*If you have boards with a tiny BoM consisting of large parts not rotated from their original position in the tape - and have a vacuum pump!
Selling Lixie displays full-time for the last year has made me desperate for a PNP machine to help automate assembly a little bit. I've purchased the $150 Monoprice MP i3 Mini on eBay and printed out accessories to convert it into a rudimentary pick-and-place machine!
As I mentioned above, this only really worked because my board design only uses one type of part, which happens to be fairly large and also all have the same rotation, allowing for assembly by translation movements only.
The vacuum also never turns on and off like it would in a proper PNP, it is just set to be strong enough to lift an LED, and weak enough to drop it once the tacky solder paste has a hold on it.

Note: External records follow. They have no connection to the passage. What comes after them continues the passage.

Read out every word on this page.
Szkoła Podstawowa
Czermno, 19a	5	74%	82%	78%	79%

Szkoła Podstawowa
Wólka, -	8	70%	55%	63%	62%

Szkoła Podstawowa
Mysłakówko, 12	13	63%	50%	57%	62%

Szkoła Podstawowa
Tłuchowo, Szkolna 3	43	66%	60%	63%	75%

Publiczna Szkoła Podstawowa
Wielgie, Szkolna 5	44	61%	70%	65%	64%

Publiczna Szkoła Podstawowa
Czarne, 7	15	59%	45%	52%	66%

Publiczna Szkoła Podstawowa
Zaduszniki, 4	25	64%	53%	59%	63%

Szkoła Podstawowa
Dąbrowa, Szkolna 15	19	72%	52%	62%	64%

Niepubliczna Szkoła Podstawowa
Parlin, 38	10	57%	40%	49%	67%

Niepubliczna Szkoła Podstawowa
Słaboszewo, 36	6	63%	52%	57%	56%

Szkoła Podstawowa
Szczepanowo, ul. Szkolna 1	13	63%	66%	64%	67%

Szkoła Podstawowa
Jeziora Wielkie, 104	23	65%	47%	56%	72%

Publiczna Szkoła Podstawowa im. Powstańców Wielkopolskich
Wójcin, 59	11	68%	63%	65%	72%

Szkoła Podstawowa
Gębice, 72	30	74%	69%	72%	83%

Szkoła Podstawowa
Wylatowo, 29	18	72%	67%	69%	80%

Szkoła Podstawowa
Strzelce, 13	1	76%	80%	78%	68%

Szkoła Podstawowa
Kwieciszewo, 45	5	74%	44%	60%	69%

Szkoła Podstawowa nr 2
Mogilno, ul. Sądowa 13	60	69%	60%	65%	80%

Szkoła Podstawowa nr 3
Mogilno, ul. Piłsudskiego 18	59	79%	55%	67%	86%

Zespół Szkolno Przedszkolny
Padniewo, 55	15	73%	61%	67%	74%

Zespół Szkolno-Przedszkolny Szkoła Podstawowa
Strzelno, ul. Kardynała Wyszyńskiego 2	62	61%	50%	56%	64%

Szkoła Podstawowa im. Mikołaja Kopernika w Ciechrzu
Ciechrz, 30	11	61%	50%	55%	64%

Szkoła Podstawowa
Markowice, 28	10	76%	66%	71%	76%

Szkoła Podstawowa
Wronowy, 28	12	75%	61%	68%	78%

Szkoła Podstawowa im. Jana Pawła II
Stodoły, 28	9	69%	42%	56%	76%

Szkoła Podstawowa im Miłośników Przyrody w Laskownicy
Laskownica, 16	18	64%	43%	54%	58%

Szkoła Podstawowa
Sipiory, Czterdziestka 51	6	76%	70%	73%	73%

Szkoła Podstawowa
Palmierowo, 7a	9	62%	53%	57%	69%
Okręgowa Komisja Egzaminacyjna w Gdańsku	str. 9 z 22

Since there isn't even vision alignment on this basic machine, (no visual check of parts or calibration using fiducials) alignment of the tray is crucial, though easy to do. A problem I've accounted for here is that LEDs may be sitting crooked or at an arbitrary location in their tape tray. The visionless fix for this was to drop the vacuum onto the LED, then slide it diagonally into the corner of it's tray to get it in a known position/rotation.
There is a small 3D printed "pin" on the print head cover as well, which advances the tape a known amount (to access the next LED to be placed) which was also crucial to consistent alignment.
G-code was manually written for my Lixie board's part positions, no Centroid X/Y data here like a real PNP would have.
That G-code and that jig model only make Lixies, it was all manually designed just for these, so unfortunately there isn't much useful info to open source for you guys that I can think of, but let me know if you want any of the STLs or original Sketchup files to mess with!